Age, from the perspective of a Tanzanian woman
For the purpose of this article, I will refer to the Tanzania woman mentioned below as Maria. During a two hour Swahili lesson, Maria taught me something about her culture that is so foreign, yet resonated deep within my soul. My hope is that it will resonate with yours too.
A Swahili lesson
Shikamoo – I respect you.
Mzee – elder; an old person.
Shikamoo mzee – I respect you, elder.
“Because you’re a foreigner, I understand you only have the knowledge to say Shikamoo,” Maria started off . “…but if you were to pass by me in the streets and say Shikamoo mzee – ohhhhh, I would feel so good!”
My instant thoughts were: Uhm, excuse me, what in the world did I just hear?! It would be an honour for someone to refer to a woman (who, by the way, could even be just a year or two older than me) as an old person?
Now, just imagine yourself walking up to any of the women in your life – your mother, sister, grandmother, friend, or in this case a woman you don’t know – and proceeding to refer to her as an old person. One can only imagine the words that would spew out of her mouth to defend her “simply ageless” look, which she spends hours a week perfecting before walking out of the house!
The idea that a woman could be filled with such joy, when referred to as an old lady, baffled my mind. After all, youth is what the western world teaches us to value most – demonstrated perfectly by the fact that cosmetic sales are set to reach $675 billion by 2020, and the anti-age market is growing to be about half of that ($331.41 billion by 2021).
However, at the end of the day, our time, money, and relationships are really all at jeopardy in this game of remaining forever young. We are taught through media, advertising, and culture that one’s identity diminishes with age. These lies cause our minds to flood with questions when aging: will we still have value, will we still be seen, will we still be considered beautiful?
These are lies that have created a society where we beat ourselves up, and fight tooth and nail in search of the “fountain of youth.” It’s so easy to buy into it and believe that it will answer all those daunting questions about our identities.

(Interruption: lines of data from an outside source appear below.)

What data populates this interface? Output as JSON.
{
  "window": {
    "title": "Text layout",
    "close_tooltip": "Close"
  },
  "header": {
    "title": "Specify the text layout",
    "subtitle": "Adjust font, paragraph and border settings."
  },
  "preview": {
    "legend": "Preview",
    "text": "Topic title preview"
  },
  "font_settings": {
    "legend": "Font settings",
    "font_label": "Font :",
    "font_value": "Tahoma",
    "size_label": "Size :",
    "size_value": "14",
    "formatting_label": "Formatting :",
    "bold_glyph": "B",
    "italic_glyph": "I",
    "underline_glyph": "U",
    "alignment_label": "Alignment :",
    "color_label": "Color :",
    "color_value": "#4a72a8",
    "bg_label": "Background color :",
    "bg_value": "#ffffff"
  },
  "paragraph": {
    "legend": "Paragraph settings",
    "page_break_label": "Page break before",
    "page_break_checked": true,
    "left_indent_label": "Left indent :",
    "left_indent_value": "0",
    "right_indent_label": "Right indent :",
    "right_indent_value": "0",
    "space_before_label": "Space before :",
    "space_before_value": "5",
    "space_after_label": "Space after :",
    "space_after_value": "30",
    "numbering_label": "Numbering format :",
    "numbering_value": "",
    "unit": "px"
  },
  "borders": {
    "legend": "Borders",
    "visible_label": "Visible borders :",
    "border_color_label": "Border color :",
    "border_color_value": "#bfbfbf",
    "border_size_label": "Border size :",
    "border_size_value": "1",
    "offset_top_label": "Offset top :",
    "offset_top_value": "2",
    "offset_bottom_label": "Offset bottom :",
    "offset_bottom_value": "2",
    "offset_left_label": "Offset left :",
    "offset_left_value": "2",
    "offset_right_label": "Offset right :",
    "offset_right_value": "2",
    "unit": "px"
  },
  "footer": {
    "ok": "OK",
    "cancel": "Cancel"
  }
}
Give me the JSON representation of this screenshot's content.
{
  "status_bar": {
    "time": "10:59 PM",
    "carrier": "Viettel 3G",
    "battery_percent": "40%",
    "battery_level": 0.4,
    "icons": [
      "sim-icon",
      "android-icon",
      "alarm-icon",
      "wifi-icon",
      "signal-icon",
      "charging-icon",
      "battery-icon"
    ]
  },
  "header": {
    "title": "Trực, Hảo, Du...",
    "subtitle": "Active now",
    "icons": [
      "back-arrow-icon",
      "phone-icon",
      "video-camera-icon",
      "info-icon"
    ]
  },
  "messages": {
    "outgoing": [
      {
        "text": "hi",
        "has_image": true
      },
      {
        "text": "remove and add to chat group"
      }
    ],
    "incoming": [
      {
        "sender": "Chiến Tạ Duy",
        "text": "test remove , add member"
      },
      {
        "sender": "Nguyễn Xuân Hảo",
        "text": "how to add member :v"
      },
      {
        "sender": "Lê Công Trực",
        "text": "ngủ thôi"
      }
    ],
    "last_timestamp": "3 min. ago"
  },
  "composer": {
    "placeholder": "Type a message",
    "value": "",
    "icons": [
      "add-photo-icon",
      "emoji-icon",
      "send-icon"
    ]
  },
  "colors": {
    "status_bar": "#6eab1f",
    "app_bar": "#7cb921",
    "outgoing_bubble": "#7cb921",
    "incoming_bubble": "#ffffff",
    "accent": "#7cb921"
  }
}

Let’s let Maria’s reaction encourage us to reflect on how we perceive age or, more generally, what we feel society says about us. Because no, age nor the media, do not define who we are. One can be 65 years old and spend their time out socializing over wine with their girlfriends, or be 19 and at home on Friday with a book. Both are equally amazing!
What would our societies look like if we, as women, banded together to celebrate the wisdom and knowledge that comes with each milestone? Wouldn’t it be wonderful if one could go out for her 50th birthday and rock a beautiful outfit, cute pair of shoes and fresh hairstyle, all while embracing the milestone without fear? Simply because, beautiful ones, life is not over no matter what the numbers say.
Maria continues to find value as an “mzee”, and I think that is something we should all celebrate. Let’s love ourselves for who we are. Uniquely handcrafted, one of a kind, beings!
A new beauty manifesto
Let us celebrate and shower love upon the women in our lives. Let us wear make-up and pretty clothes, exercise and eat to nourish our bodies – not out of fear, but out of self-love.
Let us create our identity, and find it through life giving sources, rather than keep buying into the materialistic message that we must forever have youthful looks. At the end of the day, that means nothing.
Let our smiles get brighter as we get older, as we experience all the beauty and pain this life brings. By learning to love ourselves well, we can love each other well.
We are beautiful, we are loved, we have value. We are designed with a unique purpose in this life, and we will fight to love ourselves and those around us. We have the ability to wake up each day and change the world.